State-Sponsored Threat Landscape

While Google hasn't disclosed attack specifics, TAG specializes in countering government-backed operations. Historically, such actors exploit zero-days to implant spyware on devices of high-risk targets: journalists, dissidents, and political activists. The July 15 Chrome patch marked this as "actively exploited," signaling real-world weaponization before fixes were available.

Patch Deployment Across Apple’s Ecosystem

Apple’s emergency updates cover:
- iOS/iPadOS 18.6 (iPhone XS+, modern iPads)
- macOS Sequoia 15.6
- Legacy iPadOS 17.7.9 (older iPad Pro models)
- tvOS 18.6
- visionOS 2.6
- watchOS 11.6 (Apple Watch Series 6+)

The U.S. Cybersecurity and Infrastructure Security Agency (CISA) swiftly added CVE-2025-6558 to its Known Exploited Vulnerabilities Catalog, mandating federal agencies to patch by August 12.

A Pattern of Persistent Threats

This marks Apple’s sixth zero-day patch in 2025, following five others patched between January and April.
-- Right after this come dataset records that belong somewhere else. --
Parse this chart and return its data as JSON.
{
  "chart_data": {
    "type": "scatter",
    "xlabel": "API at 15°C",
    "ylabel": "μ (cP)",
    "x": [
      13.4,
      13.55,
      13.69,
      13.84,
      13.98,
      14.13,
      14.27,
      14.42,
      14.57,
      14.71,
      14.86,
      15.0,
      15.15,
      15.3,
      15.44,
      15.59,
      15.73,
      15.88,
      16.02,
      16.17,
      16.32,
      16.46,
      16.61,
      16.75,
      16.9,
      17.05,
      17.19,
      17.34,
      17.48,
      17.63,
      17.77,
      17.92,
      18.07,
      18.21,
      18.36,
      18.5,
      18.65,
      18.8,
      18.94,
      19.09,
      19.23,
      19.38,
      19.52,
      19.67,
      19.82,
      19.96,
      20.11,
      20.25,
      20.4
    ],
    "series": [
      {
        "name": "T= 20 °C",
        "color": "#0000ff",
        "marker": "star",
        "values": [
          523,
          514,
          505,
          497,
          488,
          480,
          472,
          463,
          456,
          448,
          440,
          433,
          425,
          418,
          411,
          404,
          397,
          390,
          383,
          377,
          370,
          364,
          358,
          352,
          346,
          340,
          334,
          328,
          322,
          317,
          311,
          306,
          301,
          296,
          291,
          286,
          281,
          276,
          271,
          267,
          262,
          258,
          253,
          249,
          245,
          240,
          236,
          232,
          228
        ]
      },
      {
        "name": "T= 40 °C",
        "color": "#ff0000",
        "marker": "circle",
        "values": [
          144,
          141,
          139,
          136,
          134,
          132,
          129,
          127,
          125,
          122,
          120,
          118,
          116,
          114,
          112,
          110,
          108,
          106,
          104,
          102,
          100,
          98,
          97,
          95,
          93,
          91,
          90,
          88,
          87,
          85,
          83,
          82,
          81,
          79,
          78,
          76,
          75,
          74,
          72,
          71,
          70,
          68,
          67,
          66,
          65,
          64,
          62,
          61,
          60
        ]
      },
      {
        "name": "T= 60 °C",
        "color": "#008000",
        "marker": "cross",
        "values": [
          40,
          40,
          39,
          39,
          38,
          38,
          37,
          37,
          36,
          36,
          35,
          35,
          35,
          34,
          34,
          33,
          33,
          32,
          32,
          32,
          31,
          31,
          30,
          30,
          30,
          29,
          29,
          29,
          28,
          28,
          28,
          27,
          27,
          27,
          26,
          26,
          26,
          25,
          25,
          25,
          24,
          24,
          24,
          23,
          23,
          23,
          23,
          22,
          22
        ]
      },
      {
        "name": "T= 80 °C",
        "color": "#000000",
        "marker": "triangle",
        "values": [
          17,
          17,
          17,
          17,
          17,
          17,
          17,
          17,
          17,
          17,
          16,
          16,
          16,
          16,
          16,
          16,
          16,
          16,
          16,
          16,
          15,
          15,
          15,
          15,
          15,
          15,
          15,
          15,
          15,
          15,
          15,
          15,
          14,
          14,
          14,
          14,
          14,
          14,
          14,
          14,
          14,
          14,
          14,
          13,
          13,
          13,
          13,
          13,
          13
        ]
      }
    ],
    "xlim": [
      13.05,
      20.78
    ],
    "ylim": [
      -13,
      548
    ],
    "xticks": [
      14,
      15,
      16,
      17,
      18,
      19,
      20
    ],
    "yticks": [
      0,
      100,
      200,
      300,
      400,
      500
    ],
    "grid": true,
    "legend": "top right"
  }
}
The frequency underscores escalating attacks against foundational browser components. ANGLE’s cross-platform nature—used in Chrome, Edge, and WebKit—makes it a high-value target for supply-chain threats.

Security teams should prioritize immediate updates: the flaw’s sandbox-escape capability and CISA’s advisory signal exceptional risk. As browser graphics layers grow more complex, expect offensive research to increasingly focus on these opaque, high-privilege components.